Noe Valley isn't the only good place in SF, and all of SF is expensive. I lived at 5th and Balboa with access to one bookstore (Green Apple) and many restaurants representing every country of Southeast Asia except Laos and the Phillipines. And there were lots of other store, but I tend to go for food and books. Parking sucked (for my friends), though. And I know there were other good neighborhoods -- Castro, e.g.

City travel benefits aren't just for teens. In Chicago I could walk to the public library whenever I wanted from an early age, and also be sent out on errands to get a newspaper or some milk. At age 10 I could take public transit to special classes during the week. We also had skunks, on the wildlife front.

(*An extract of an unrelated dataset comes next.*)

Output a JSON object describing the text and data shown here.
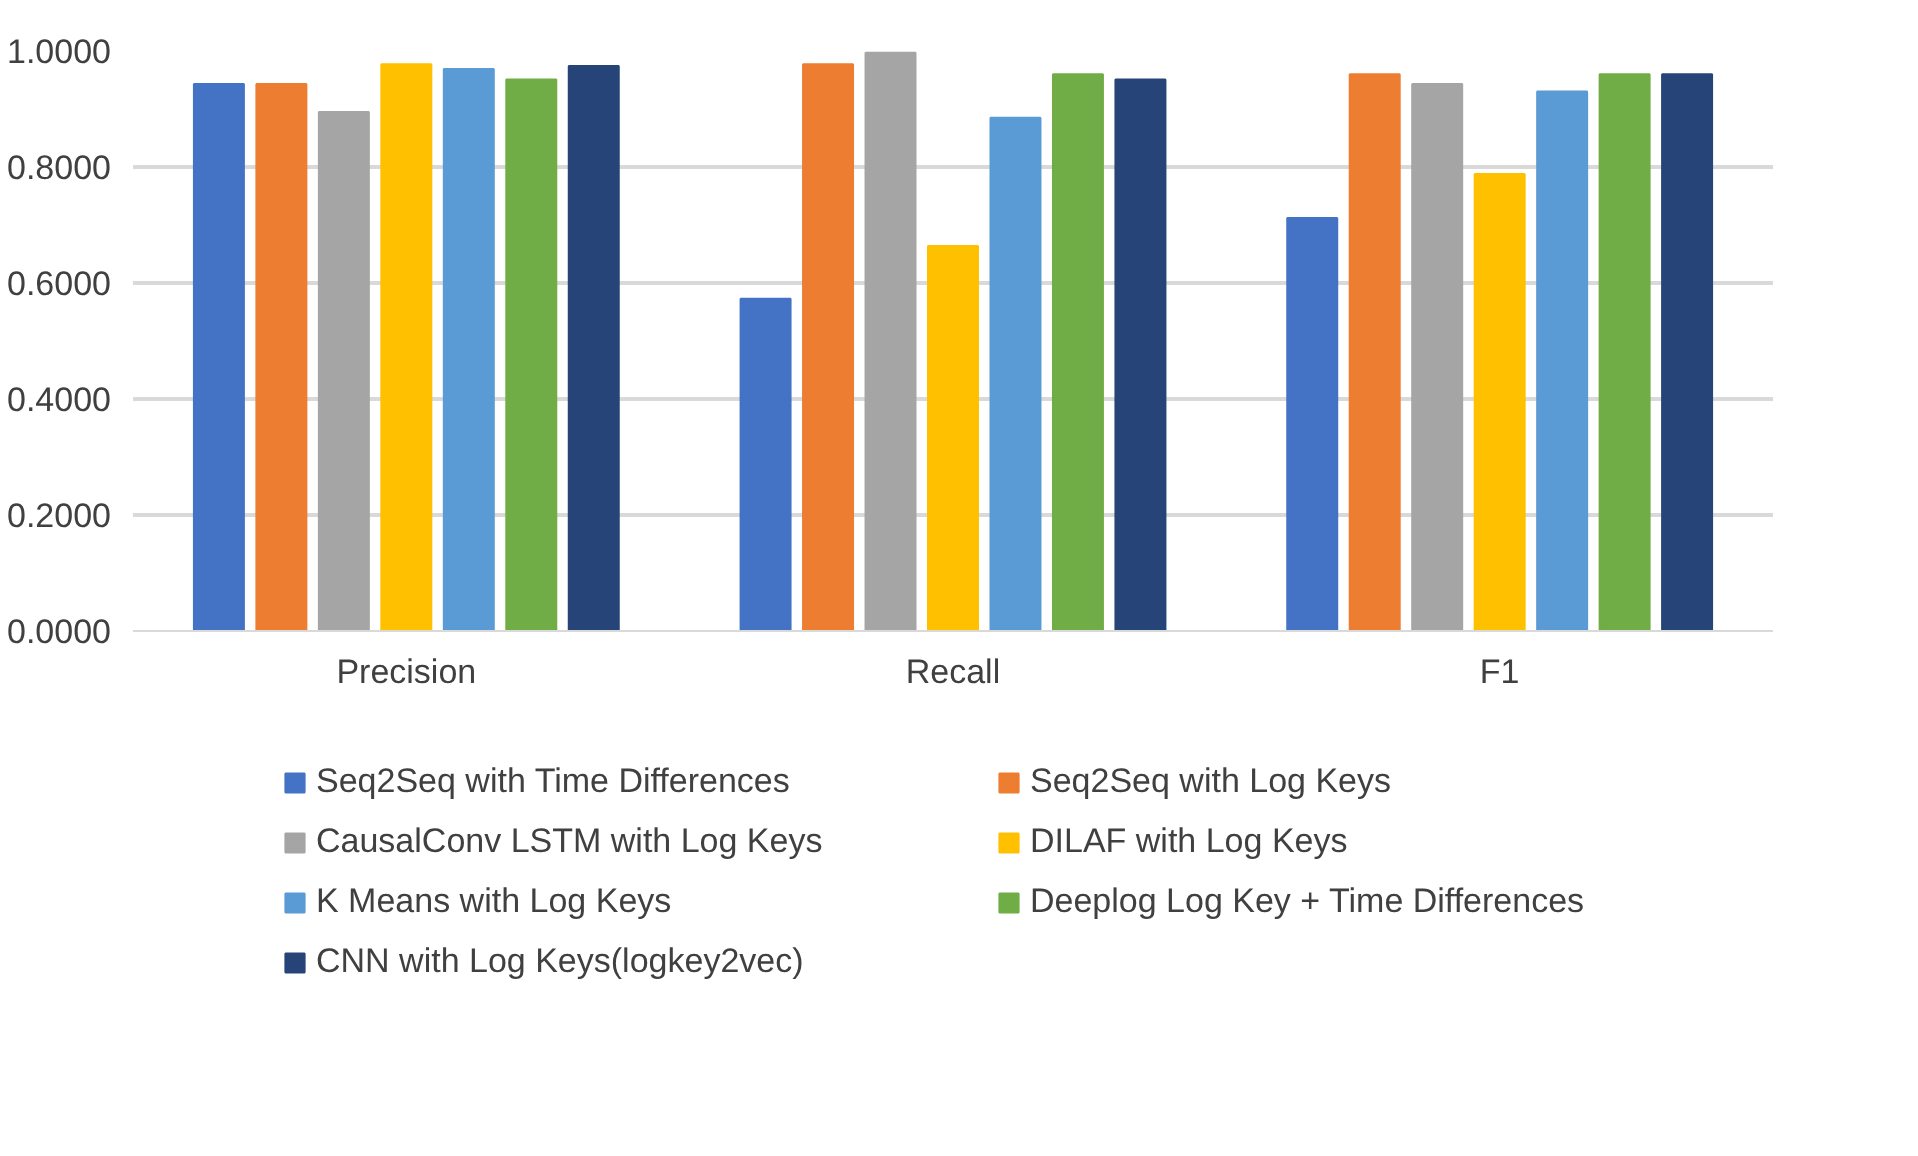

In Spokane, a city with much less public transit and a shortage of sidewalks in some areas, my niblings are far more resticted -- not much to walk too, streets are a bit dangerous to bike on. I did introduce my niece to the bus system there before she started high school, so she became a bit more independent, but before that she and her brother had to be driven to parks, friends, library, everything.

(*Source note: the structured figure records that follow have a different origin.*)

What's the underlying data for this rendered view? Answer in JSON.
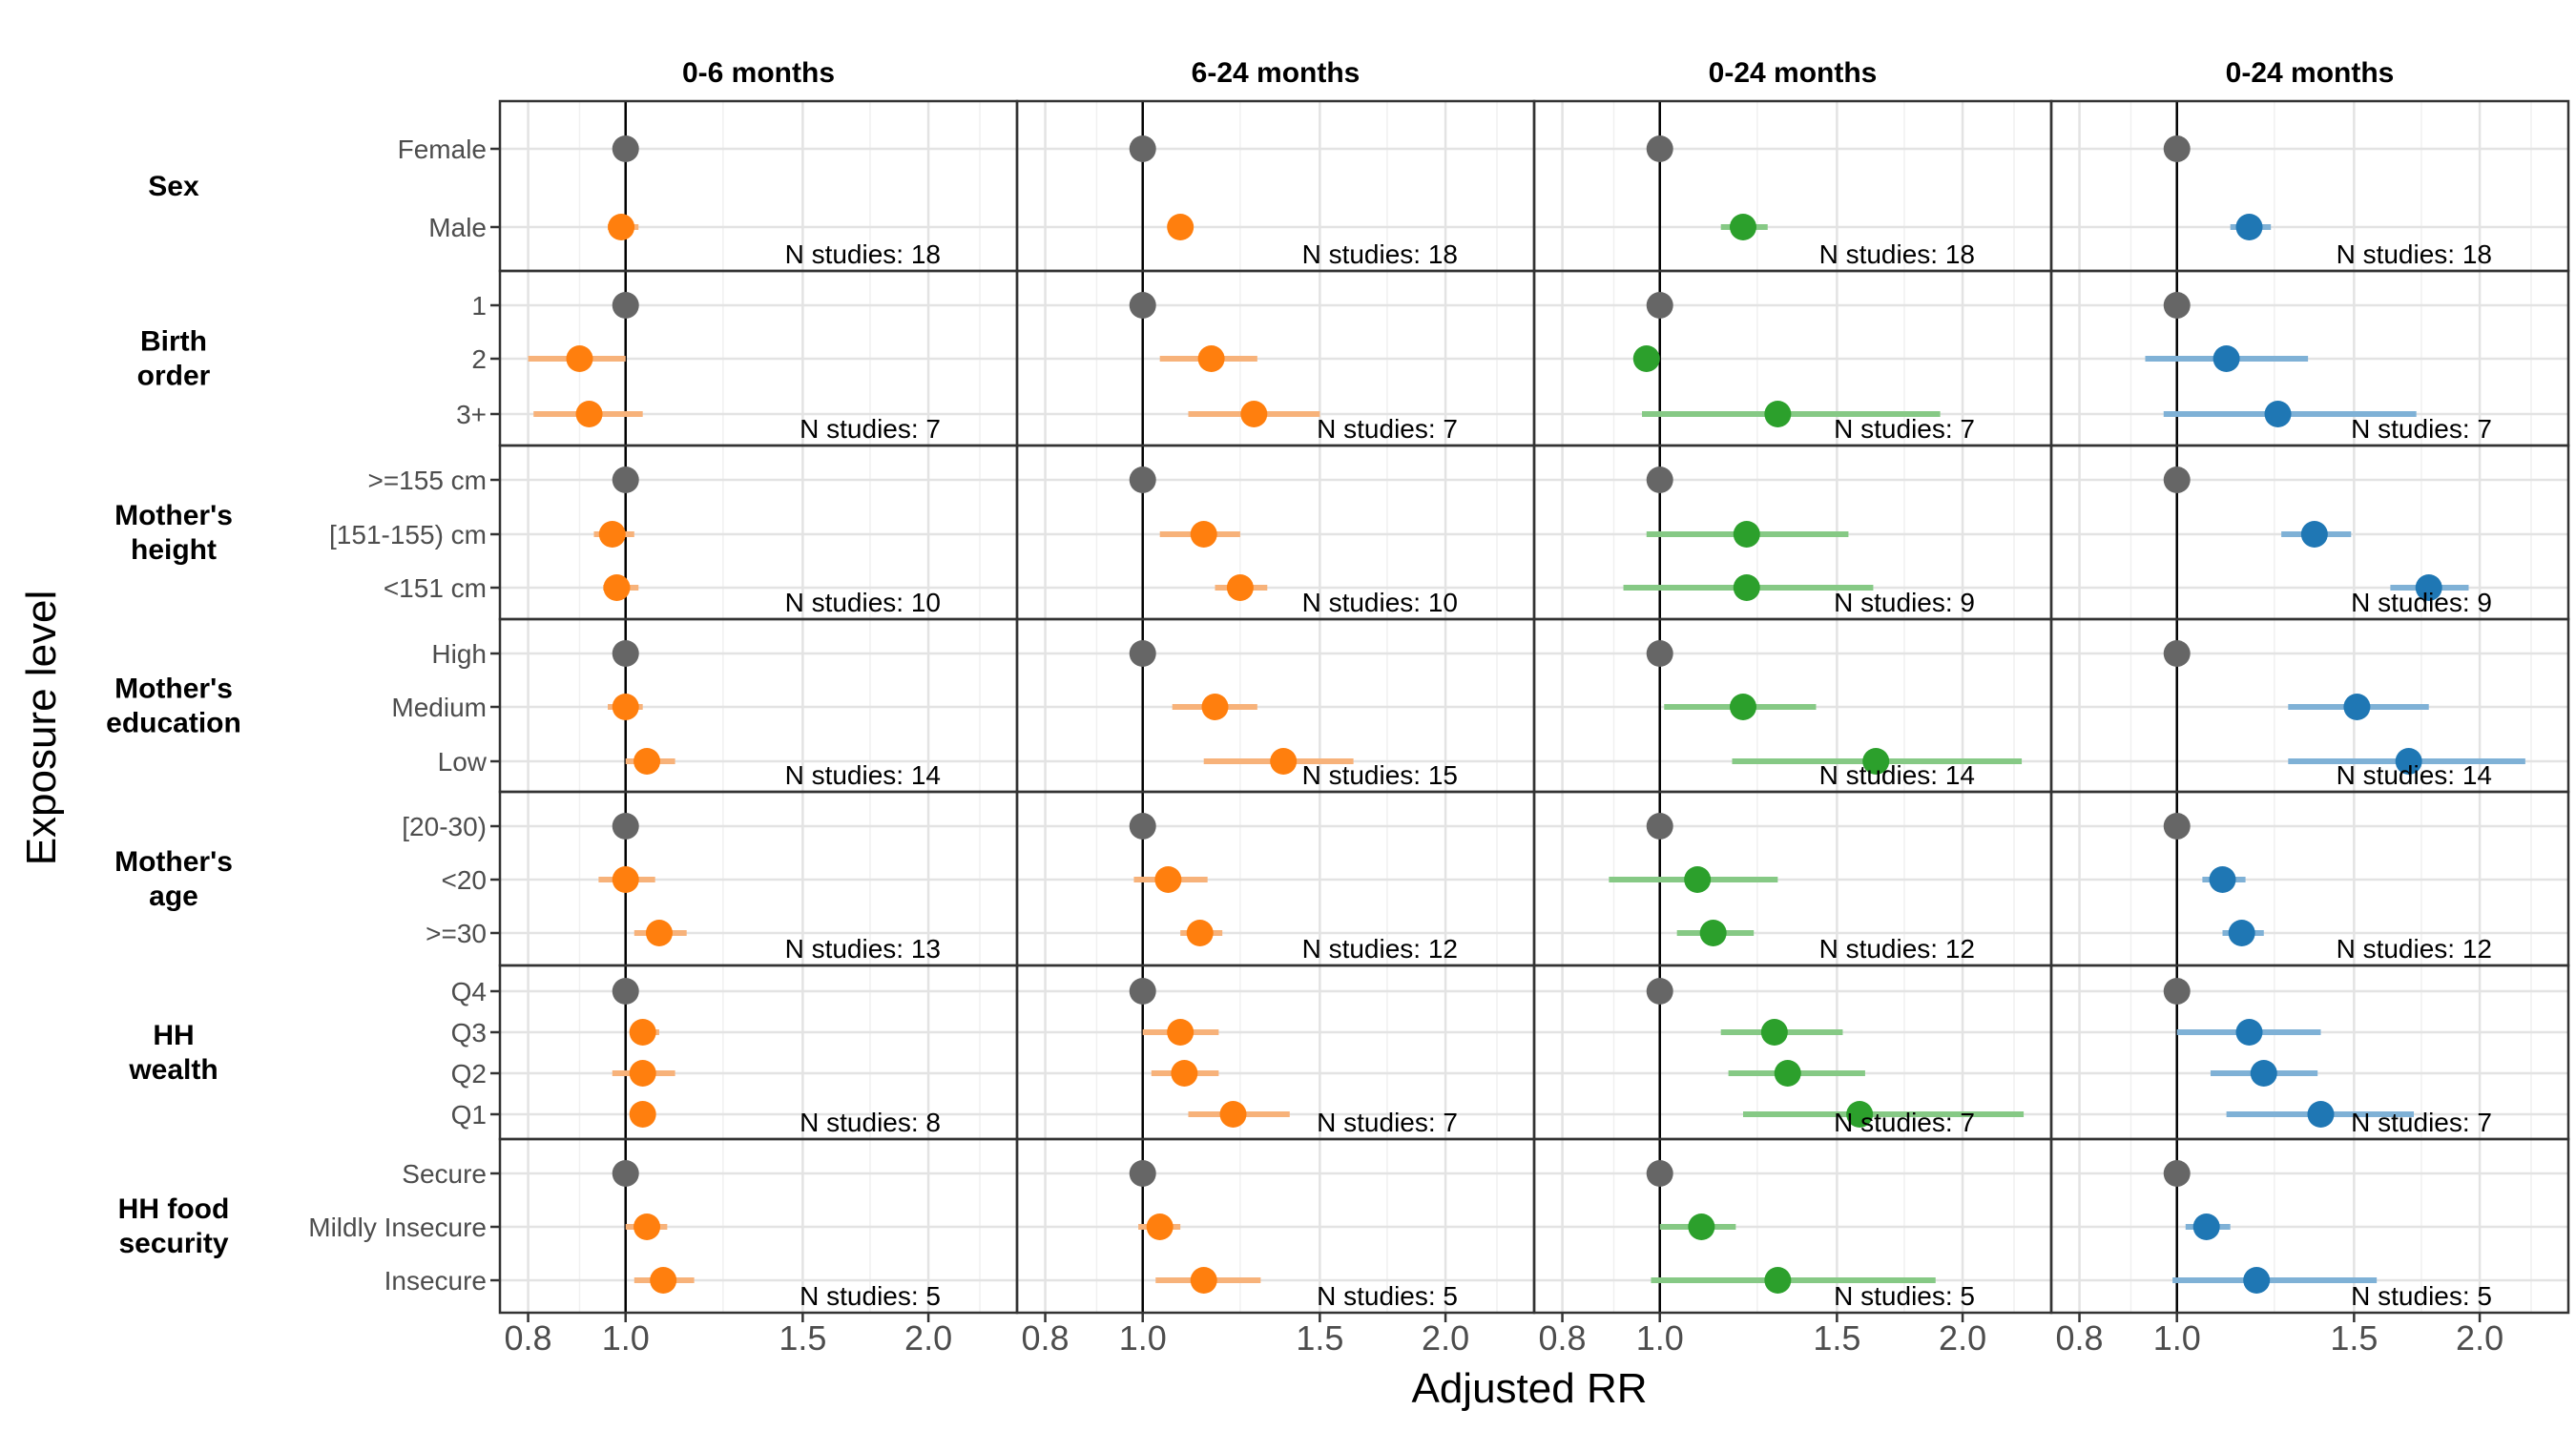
{
  "chart_data": {
    "type": "scatter",
    "xlabel": "Adjusted RR",
    "ylabel": "Exposure level",
    "x_scale": "log",
    "xlim": [
      0.75,
      2.45
    ],
    "x_ticks": [
      0.8,
      1.0,
      1.5,
      2.0
    ],
    "x_tick_labels": [
      "0.8",
      "1.0",
      "1.5",
      "2.0"
    ],
    "reference_line": 1.0,
    "grid": true,
    "legend": "none",
    "reference_color": "#666666",
    "columns": [
      {
        "title": "0-6 months",
        "color": "#ff7f0e",
        "ci_color": "#f7b27a"
      },
      {
        "title": "6-24 months",
        "color": "#ff7f0e",
        "ci_color": "#f7b27a"
      },
      {
        "title": "0-24 months",
        "color": "#2ca02c",
        "ci_color": "#86c985"
      },
      {
        "title": "0-24 months",
        "color": "#1f77b4",
        "ci_color": "#7fb1d6"
      }
    ],
    "groups": [
      {
        "label": "Sex",
        "levels": [
          "Female",
          "Male"
        ],
        "n_labels": [
          "N studies: 18",
          "N studies: 18",
          "N studies: 18",
          "N studies: 18"
        ],
        "estimates": [
          [
            [
              1.0,
              1.0,
              1.0
            ],
            [
              0.99,
              0.96,
              1.03
            ]
          ],
          [
            [
              1.0,
              1.0,
              1.0
            ],
            [
              1.09,
              1.06,
              1.12
            ]
          ],
          [
            [
              1.0,
              1.0,
              1.0
            ],
            [
              1.21,
              1.15,
              1.28
            ]
          ],
          [
            [
              1.0,
              1.0,
              1.0
            ],
            [
              1.18,
              1.13,
              1.24
            ]
          ]
        ]
      },
      {
        "label": "Birth order",
        "levels": [
          "1",
          "2",
          "3+"
        ],
        "n_labels": [
          "N studies: 7",
          "N studies: 7",
          "N studies: 7",
          "N studies: 7"
        ],
        "estimates": [
          [
            [
              1.0,
              1.0,
              1.0
            ],
            [
              0.9,
              0.8,
              1.0
            ],
            [
              0.92,
              0.81,
              1.04
            ]
          ],
          [
            [
              1.0,
              1.0,
              1.0
            ],
            [
              1.17,
              1.04,
              1.3
            ],
            [
              1.29,
              1.11,
              1.5
            ]
          ],
          [
            [
              1.0,
              1.0,
              1.0
            ],
            [
              0.97,
              0.97,
              0.97
            ],
            [
              1.31,
              0.96,
              1.9
            ]
          ],
          [
            [
              1.0,
              1.0,
              1.0
            ],
            [
              1.12,
              0.93,
              1.35
            ],
            [
              1.26,
              0.97,
              1.73
            ]
          ]
        ]
      },
      {
        "label": "Mother's height",
        "levels": [
          ">=155 cm",
          "[151-155) cm",
          "<151 cm"
        ],
        "n_labels": [
          "N studies: 10",
          "N studies: 10",
          "N studies: 9",
          "N studies: 9"
        ],
        "estimates": [
          [
            [
              1.0,
              1.0,
              1.0
            ],
            [
              0.97,
              0.93,
              1.02
            ],
            [
              0.98,
              0.95,
              1.03
            ]
          ],
          [
            [
              1.0,
              1.0,
              1.0
            ],
            [
              1.15,
              1.04,
              1.25
            ],
            [
              1.25,
              1.18,
              1.33
            ]
          ],
          [
            [
              1.0,
              1.0,
              1.0
            ],
            [
              1.22,
              0.97,
              1.54
            ],
            [
              1.22,
              0.92,
              1.63
            ]
          ],
          [
            [
              1.0,
              1.0,
              1.0
            ],
            [
              1.37,
              1.27,
              1.49
            ],
            [
              1.78,
              1.63,
              1.95
            ]
          ]
        ]
      },
      {
        "label": "Mother's education",
        "levels": [
          "High",
          "Medium",
          "Low"
        ],
        "n_labels": [
          "N studies: 14",
          "N studies: 15",
          "N studies: 14",
          "N studies: 14"
        ],
        "estimates": [
          [
            [
              1.0,
              1.0,
              1.0
            ],
            [
              1.0,
              0.96,
              1.04
            ],
            [
              1.05,
              1.0,
              1.12
            ]
          ],
          [
            [
              1.0,
              1.0,
              1.0
            ],
            [
              1.18,
              1.07,
              1.3
            ],
            [
              1.38,
              1.15,
              1.62
            ]
          ],
          [
            [
              1.0,
              1.0,
              1.0
            ],
            [
              1.21,
              1.01,
              1.43
            ],
            [
              1.64,
              1.18,
              2.29
            ]
          ],
          [
            [
              1.0,
              1.0,
              1.0
            ],
            [
              1.51,
              1.29,
              1.78
            ],
            [
              1.7,
              1.29,
              2.22
            ]
          ]
        ]
      },
      {
        "label": "Mother's age",
        "levels": [
          "[20-30)",
          "<20",
          ">=30"
        ],
        "n_labels": [
          "N studies: 13",
          "N studies: 12",
          "N studies: 12",
          "N studies: 12"
        ],
        "estimates": [
          [
            [
              1.0,
              1.0,
              1.0
            ],
            [
              1.0,
              0.94,
              1.07
            ],
            [
              1.08,
              1.02,
              1.15
            ]
          ],
          [
            [
              1.0,
              1.0,
              1.0
            ],
            [
              1.06,
              0.98,
              1.16
            ],
            [
              1.14,
              1.09,
              1.2
            ]
          ],
          [
            [
              1.0,
              1.0,
              1.0
            ],
            [
              1.09,
              0.89,
              1.31
            ],
            [
              1.13,
              1.04,
              1.24
            ]
          ],
          [
            [
              1.0,
              1.0,
              1.0
            ],
            [
              1.11,
              1.06,
              1.17
            ],
            [
              1.16,
              1.11,
              1.22
            ]
          ]
        ]
      },
      {
        "label": "HH wealth",
        "levels": [
          "Q4",
          "Q3",
          "Q2",
          "Q1"
        ],
        "n_labels": [
          "N studies: 8",
          "N studies: 7",
          "N studies: 7",
          "N studies: 7"
        ],
        "estimates": [
          [
            [
              1.0,
              1.0,
              1.0
            ],
            [
              1.04,
              1.01,
              1.08
            ],
            [
              1.04,
              0.97,
              1.12
            ],
            [
              1.04,
              1.01,
              1.07
            ]
          ],
          [
            [
              1.0,
              1.0,
              1.0
            ],
            [
              1.09,
              1.0,
              1.19
            ],
            [
              1.1,
              1.02,
              1.19
            ],
            [
              1.23,
              1.11,
              1.4
            ]
          ],
          [
            [
              1.0,
              1.0,
              1.0
            ],
            [
              1.3,
              1.15,
              1.52
            ],
            [
              1.34,
              1.17,
              1.6
            ],
            [
              1.58,
              1.21,
              2.3
            ]
          ],
          [
            [
              1.0,
              1.0,
              1.0
            ],
            [
              1.18,
              1.0,
              1.39
            ],
            [
              1.22,
              1.08,
              1.38
            ],
            [
              1.39,
              1.12,
              1.72
            ]
          ]
        ]
      },
      {
        "label": "HH food security",
        "levels": [
          "Secure",
          "Mildly Insecure",
          "Insecure"
        ],
        "n_labels": [
          "N studies: 5",
          "N studies: 5",
          "N studies: 5",
          "N studies: 5"
        ],
        "estimates": [
          [
            [
              1.0,
              1.0,
              1.0
            ],
            [
              1.05,
              1.0,
              1.1
            ],
            [
              1.09,
              1.02,
              1.17
            ]
          ],
          [
            [
              1.0,
              1.0,
              1.0
            ],
            [
              1.04,
              0.99,
              1.09
            ],
            [
              1.15,
              1.03,
              1.31
            ]
          ],
          [
            [
              1.0,
              1.0,
              1.0
            ],
            [
              1.1,
              1.0,
              1.19
            ],
            [
              1.31,
              0.98,
              1.88
            ]
          ],
          [
            [
              1.0,
              1.0,
              1.0
            ],
            [
              1.07,
              1.02,
              1.13
            ],
            [
              1.2,
              0.99,
              1.58
            ]
          ]
        ]
      }
    ]
  }
}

In Bloomington IN, a professor's children can walk to friends, the library, restaurants, even from school, depending on which school and the weather.

In San Francisco, I recall being surprised seeing tiny little girls scurry home from school. Chinese girls; maybe their families were less paranoid than most American ones.

Biking 3 miles for groceries isn't always an attractive option in winters, depending on your tolerance. I bike opportunistically, but I prefer walking or PT for baseline options.

I've never actually lived not in walking distance of groceries, and since Chicago I've lived in walking distance of a good bookstore. Dense urban (or urbanish suburb) for me, please.

The individual who framed the debate as one of a spectrum issue is entirely correct, as is the other person who discussed pre-car vs. post-car suburbs (my own words). The issue really seems to be whether it is viable and pleasant to actually walk somewhere, anywhere, and enjoy some level of personal interaction with your fellow man.
As a teenager in a Florida "post-car" suburb, I was desperate to be able to go somewhere, so I used to ride my bike to the 7-11. This experience was both dangerous and uninteresting.
I remember my childhood in a "pre-car" Baltimore suburb as much more charming. My best friend and I were able to walk and bike to local stores, the swimming pool and parks.
My husband and I are now looking forward to our impending move to NYC. We plan to live in the Upper West Side. Exactly how we are going to make living there work in the long run work, I am not sure. As of now we have no children. But how will we be able to afford a two or (gasp) three bedroom co-op in the City when our family grows, I don't know. But, we are determined to make it work.
For us, quality of life overrides any concerns over space. Last year, we visited Amsterdam and were lucky enough to stay in a two bedroom flat. This flat was home to husband, wife and two children. They made it work beautifully. And so will we.

New York City is whack, the suburbs are cool.